Virgin Orbit, the satellite launch company founded by Richard Branson, has filed for Chapter 11 bankruptcy in the US after a failed rocket launch from the UK in January and a lack of funding. The launch small launch industry is brutal, and RocketLab is the dominant player in that space.
Background
Virgin Orbit was spun off from Virgin Galactic in 2017 with a goal to provide low-cost and flexible access to orbit for small satellites using a modified Boeing 747 jet as a launch platform.
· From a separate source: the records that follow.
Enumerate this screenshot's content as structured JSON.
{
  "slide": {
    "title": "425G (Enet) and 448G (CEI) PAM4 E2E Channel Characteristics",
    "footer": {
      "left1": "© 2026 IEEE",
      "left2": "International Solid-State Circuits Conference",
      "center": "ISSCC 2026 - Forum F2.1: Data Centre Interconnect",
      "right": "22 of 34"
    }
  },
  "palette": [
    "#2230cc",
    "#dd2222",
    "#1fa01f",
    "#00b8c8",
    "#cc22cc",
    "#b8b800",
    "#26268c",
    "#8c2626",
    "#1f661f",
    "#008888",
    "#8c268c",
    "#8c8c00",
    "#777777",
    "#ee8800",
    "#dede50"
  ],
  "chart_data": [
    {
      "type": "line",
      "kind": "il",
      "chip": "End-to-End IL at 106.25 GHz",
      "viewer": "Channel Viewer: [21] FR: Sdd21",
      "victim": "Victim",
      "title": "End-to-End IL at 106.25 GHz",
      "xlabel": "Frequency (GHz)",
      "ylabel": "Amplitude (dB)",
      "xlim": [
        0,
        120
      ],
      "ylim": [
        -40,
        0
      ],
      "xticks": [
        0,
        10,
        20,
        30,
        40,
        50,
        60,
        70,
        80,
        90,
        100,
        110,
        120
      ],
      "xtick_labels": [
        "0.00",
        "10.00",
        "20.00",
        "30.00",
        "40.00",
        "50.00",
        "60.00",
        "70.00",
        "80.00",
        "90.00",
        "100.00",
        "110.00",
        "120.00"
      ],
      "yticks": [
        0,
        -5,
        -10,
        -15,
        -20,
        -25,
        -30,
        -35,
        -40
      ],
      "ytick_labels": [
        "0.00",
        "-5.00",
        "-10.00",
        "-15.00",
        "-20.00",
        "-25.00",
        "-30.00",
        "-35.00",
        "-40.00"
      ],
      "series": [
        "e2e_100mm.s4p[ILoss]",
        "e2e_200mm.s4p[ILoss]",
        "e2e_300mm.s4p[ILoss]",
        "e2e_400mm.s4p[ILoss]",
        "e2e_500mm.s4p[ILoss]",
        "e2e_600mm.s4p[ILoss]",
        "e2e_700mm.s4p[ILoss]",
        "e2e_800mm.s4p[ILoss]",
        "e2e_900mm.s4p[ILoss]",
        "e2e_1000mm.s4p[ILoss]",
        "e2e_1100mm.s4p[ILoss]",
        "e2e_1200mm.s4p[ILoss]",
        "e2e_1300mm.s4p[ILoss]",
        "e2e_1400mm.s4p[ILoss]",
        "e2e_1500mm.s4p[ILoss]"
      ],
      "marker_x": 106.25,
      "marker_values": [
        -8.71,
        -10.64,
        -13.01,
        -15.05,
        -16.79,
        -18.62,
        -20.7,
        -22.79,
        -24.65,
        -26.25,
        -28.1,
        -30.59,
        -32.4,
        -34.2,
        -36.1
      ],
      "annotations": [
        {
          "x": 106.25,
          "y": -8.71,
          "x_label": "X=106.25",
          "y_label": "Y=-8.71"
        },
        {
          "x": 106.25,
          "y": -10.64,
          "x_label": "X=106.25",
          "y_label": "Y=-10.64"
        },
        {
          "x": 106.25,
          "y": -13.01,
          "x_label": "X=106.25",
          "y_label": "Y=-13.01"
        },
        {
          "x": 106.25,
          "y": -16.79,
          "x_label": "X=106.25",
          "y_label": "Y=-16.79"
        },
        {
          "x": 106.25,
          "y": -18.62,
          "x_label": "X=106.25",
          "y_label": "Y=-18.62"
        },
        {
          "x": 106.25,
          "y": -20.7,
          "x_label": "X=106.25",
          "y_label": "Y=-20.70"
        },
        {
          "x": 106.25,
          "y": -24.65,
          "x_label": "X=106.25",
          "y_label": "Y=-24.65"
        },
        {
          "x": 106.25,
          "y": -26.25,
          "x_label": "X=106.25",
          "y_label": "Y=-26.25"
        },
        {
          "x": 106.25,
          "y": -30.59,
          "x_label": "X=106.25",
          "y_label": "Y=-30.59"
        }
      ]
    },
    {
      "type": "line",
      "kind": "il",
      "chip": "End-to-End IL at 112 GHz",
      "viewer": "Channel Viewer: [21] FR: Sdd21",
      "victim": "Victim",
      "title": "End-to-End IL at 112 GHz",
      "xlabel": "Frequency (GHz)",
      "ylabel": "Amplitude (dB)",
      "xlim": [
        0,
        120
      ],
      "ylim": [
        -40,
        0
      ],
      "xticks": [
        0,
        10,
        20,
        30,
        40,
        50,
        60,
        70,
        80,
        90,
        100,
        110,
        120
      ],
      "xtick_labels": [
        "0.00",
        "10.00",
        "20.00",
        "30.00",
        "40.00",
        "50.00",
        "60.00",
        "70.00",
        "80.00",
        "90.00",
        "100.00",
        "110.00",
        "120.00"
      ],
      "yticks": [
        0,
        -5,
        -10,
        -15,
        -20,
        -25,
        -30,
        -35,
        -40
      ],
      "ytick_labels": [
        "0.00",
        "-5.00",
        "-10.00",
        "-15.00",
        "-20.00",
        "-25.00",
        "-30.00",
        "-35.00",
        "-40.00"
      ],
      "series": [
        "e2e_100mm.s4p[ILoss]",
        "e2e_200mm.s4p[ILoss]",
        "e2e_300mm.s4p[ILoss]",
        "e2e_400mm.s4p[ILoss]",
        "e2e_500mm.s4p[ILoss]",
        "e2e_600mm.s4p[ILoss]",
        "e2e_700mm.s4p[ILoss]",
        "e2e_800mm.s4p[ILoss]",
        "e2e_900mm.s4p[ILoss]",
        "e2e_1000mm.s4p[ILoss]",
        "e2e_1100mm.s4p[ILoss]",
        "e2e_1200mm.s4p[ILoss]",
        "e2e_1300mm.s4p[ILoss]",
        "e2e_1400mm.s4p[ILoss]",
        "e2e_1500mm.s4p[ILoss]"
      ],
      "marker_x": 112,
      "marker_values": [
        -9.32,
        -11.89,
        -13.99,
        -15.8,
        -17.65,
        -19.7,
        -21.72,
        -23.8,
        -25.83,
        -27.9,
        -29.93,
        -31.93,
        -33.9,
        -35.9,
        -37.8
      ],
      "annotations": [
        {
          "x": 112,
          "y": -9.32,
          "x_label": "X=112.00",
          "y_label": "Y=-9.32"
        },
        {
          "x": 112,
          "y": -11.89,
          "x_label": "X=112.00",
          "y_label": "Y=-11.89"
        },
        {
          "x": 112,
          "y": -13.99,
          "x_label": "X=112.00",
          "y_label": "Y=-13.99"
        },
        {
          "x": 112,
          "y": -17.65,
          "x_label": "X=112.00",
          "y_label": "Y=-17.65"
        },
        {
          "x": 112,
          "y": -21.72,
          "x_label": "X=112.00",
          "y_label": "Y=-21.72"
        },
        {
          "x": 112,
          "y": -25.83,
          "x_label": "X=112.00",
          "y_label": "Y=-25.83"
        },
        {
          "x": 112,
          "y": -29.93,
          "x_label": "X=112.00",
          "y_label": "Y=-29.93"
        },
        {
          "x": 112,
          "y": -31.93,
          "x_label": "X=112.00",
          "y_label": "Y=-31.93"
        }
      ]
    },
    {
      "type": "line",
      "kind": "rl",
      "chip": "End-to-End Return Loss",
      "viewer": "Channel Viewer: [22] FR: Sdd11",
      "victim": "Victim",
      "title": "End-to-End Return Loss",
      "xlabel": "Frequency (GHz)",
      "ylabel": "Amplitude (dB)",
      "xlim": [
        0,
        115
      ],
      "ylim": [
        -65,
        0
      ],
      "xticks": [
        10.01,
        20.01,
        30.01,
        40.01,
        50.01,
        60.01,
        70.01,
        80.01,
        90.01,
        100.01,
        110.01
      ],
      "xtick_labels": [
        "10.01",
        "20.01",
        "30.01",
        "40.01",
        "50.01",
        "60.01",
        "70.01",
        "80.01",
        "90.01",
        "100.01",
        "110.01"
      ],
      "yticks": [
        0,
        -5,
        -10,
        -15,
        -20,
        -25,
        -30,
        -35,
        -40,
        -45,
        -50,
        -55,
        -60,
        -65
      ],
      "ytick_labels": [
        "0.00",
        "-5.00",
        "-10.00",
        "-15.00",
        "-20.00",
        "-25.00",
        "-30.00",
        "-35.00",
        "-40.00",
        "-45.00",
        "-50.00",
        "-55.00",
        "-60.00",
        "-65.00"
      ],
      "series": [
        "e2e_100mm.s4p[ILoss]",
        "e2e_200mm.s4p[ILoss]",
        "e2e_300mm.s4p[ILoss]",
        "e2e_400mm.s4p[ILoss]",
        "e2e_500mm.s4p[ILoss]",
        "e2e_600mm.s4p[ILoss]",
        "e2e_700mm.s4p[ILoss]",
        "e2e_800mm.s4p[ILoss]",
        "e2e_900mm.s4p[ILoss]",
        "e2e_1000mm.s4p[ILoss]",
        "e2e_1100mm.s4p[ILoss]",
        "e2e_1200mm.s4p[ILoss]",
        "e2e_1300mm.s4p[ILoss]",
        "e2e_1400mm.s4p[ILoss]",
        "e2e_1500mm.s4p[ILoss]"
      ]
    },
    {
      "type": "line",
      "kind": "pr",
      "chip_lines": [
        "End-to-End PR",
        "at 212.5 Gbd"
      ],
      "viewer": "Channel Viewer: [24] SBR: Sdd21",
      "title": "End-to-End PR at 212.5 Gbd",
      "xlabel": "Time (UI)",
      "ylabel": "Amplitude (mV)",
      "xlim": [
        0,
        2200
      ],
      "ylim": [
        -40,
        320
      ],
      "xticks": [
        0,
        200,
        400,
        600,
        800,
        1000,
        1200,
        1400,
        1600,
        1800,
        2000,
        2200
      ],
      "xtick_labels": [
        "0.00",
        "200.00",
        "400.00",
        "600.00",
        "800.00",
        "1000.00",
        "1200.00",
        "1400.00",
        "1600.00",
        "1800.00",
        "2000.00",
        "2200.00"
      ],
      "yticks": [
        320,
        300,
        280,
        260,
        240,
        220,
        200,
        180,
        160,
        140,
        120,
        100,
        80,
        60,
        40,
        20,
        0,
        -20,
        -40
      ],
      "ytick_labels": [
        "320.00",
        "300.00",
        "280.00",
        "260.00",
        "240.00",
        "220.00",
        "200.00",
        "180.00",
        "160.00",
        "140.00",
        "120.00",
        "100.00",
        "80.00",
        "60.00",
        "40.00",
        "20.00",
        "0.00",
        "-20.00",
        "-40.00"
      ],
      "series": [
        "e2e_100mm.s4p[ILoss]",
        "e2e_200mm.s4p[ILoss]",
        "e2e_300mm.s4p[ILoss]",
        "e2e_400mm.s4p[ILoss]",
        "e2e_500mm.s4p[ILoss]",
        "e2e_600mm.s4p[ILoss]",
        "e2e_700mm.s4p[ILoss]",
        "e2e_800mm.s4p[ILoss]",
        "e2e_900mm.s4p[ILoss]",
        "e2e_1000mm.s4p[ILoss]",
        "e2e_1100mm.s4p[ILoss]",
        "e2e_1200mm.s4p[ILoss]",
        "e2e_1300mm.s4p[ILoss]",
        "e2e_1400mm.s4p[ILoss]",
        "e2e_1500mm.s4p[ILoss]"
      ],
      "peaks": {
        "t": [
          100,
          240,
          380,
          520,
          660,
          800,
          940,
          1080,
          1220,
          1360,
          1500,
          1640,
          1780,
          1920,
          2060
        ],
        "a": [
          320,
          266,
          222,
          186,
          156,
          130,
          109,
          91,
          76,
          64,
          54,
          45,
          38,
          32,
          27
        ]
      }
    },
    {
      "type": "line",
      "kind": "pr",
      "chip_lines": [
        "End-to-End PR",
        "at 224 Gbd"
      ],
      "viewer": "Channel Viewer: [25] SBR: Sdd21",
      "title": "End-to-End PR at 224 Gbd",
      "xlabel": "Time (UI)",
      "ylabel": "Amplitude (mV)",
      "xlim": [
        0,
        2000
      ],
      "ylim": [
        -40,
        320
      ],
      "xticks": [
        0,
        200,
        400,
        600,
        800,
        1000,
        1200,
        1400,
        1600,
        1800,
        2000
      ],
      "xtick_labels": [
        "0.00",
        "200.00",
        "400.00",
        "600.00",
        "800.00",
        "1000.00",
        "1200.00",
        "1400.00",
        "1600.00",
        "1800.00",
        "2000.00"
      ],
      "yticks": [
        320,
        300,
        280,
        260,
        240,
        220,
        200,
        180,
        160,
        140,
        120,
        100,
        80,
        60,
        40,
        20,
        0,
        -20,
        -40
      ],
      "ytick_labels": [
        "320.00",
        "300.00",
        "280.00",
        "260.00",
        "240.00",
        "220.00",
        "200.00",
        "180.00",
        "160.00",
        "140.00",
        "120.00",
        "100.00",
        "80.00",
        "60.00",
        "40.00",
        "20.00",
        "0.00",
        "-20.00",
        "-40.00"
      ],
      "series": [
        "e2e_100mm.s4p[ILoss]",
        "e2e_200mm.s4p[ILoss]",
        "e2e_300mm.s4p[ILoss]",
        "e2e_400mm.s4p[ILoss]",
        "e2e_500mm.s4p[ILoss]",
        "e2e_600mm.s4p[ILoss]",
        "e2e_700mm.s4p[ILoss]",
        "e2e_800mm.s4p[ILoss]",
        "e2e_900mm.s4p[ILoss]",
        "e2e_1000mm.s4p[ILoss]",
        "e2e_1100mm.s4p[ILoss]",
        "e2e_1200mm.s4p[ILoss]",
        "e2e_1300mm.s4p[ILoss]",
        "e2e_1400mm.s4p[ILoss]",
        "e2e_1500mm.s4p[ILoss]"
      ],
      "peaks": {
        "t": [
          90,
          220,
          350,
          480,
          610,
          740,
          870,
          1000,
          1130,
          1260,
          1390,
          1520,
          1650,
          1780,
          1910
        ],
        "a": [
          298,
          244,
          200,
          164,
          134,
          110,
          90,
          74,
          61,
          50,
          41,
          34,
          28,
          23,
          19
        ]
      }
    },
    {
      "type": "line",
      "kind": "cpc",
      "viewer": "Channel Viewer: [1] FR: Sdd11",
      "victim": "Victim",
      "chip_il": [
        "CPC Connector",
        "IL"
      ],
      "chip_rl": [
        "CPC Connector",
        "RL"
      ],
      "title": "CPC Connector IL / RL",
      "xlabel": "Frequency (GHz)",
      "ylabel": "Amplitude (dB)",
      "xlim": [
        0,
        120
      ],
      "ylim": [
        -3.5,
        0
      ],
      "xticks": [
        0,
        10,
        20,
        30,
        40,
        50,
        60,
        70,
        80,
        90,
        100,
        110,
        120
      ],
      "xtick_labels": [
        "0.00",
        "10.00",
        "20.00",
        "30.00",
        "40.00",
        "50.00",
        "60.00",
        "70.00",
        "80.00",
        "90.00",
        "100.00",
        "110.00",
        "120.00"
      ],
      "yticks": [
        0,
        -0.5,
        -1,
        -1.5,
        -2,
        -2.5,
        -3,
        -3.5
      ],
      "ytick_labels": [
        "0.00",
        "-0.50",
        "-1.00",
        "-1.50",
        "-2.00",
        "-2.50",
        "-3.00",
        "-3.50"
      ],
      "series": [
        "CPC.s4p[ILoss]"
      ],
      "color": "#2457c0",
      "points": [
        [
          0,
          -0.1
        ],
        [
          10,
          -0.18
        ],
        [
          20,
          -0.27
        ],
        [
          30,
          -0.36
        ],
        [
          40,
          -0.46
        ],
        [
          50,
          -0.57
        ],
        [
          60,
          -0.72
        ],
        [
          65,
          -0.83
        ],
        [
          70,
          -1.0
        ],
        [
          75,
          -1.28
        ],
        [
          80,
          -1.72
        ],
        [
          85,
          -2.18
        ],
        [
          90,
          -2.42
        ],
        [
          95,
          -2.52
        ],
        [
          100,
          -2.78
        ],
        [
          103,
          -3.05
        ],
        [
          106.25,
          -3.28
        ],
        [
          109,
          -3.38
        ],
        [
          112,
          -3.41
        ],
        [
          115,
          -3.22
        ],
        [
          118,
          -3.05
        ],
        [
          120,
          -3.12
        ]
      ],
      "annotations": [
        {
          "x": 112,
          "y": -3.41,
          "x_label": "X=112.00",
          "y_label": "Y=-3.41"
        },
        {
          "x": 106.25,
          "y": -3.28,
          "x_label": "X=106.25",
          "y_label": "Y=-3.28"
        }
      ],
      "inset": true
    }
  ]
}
The company had successfully launched 33 satellites into orbit as of December 2022, including for NASA, the US Air Force, and several commercial customers.
The Setback
Things took a turn for the worse in January 2023 when Virgin Orbit’s first attempt to launch satellites into orbit from the UK failed. The LauncherOne rocket, carried by the jet and released over the North Sea, suffered an engine malfunction shortly after ignition and fell into the ocean. The launch was supposed to showcase Virgin Orbit’s capabilities to the UK government, which had invested $9.5 million in building a spaceport in Cornwall for future launches.
The Fallout
Virgin Orbit faced delays and cost overruns due to the Covid-19 pandemic and technical issues, and the failed launch was a major setback. The company had gone public in November 2021 through a merger with a special purpose acquisition company (SPAC), valuing it at $3.2 billion. However, its stock price plummeted after the launch failure and never recovered. Virgin Orbit tried to secure more funding from existing and new investors, but was unable to raise enough capital to continue its operations.
Bankruptcy Filing
Virgin Orbit announced last week that it had laid off 85% of its staff and ceased operations for the “foreseeable future”. On Monday, the company filed for bankruptcy protection in Delaware, saying it had assets of around $243 million and debts of around $153 million as of September 30. The company said it had received interest from several potential buyers and hoped to complete a sale within 90 days. It also said it would receive a $31.6 million loan from Virgin Investments, one of its sister companies, to fund its operations during the bankruptcy process.
The Impact
Virgin Orbit’s bankruptcy is a blow to Branson’s ambitions in the space industry, which also include Virgin Galactic, his suborbital spaceflight company that plans to take paying customers to the edge of space. Virgin Galactic has also faced delays and setbacks, including a fatal crash in 2014 and a test flight failure in December 2020. The company recently received approval from the Federal Aviation Administration (FAA) to fly passengers and is expected to resume test flights soon.
Lessons Learned
Virgin Orbit’s bankruptcy highlights the challenges and risks of the emerging satellite launch market, which has attracted many new entrants in recent years. The market is driven by the demand for small satellites for applications such as broadband internet, Earth observation, and national security. However, the market is also highly competitive and uncertain, with many players vying for a limited number of customers and launch opportunities.
The future of Virgin Orbit will depend on whether it can find a buyer who is willing to invest in its technology and business model, and whether it can resume its launch operations and win new contracts. The company still has some assets and advantages, such as its unique air-launch system, its existing customer base, and its potential access to the UK market. However, it will also face significant challenges and uncertainties, such as its legal liabilities, its regulatory approvals, and its competitive position.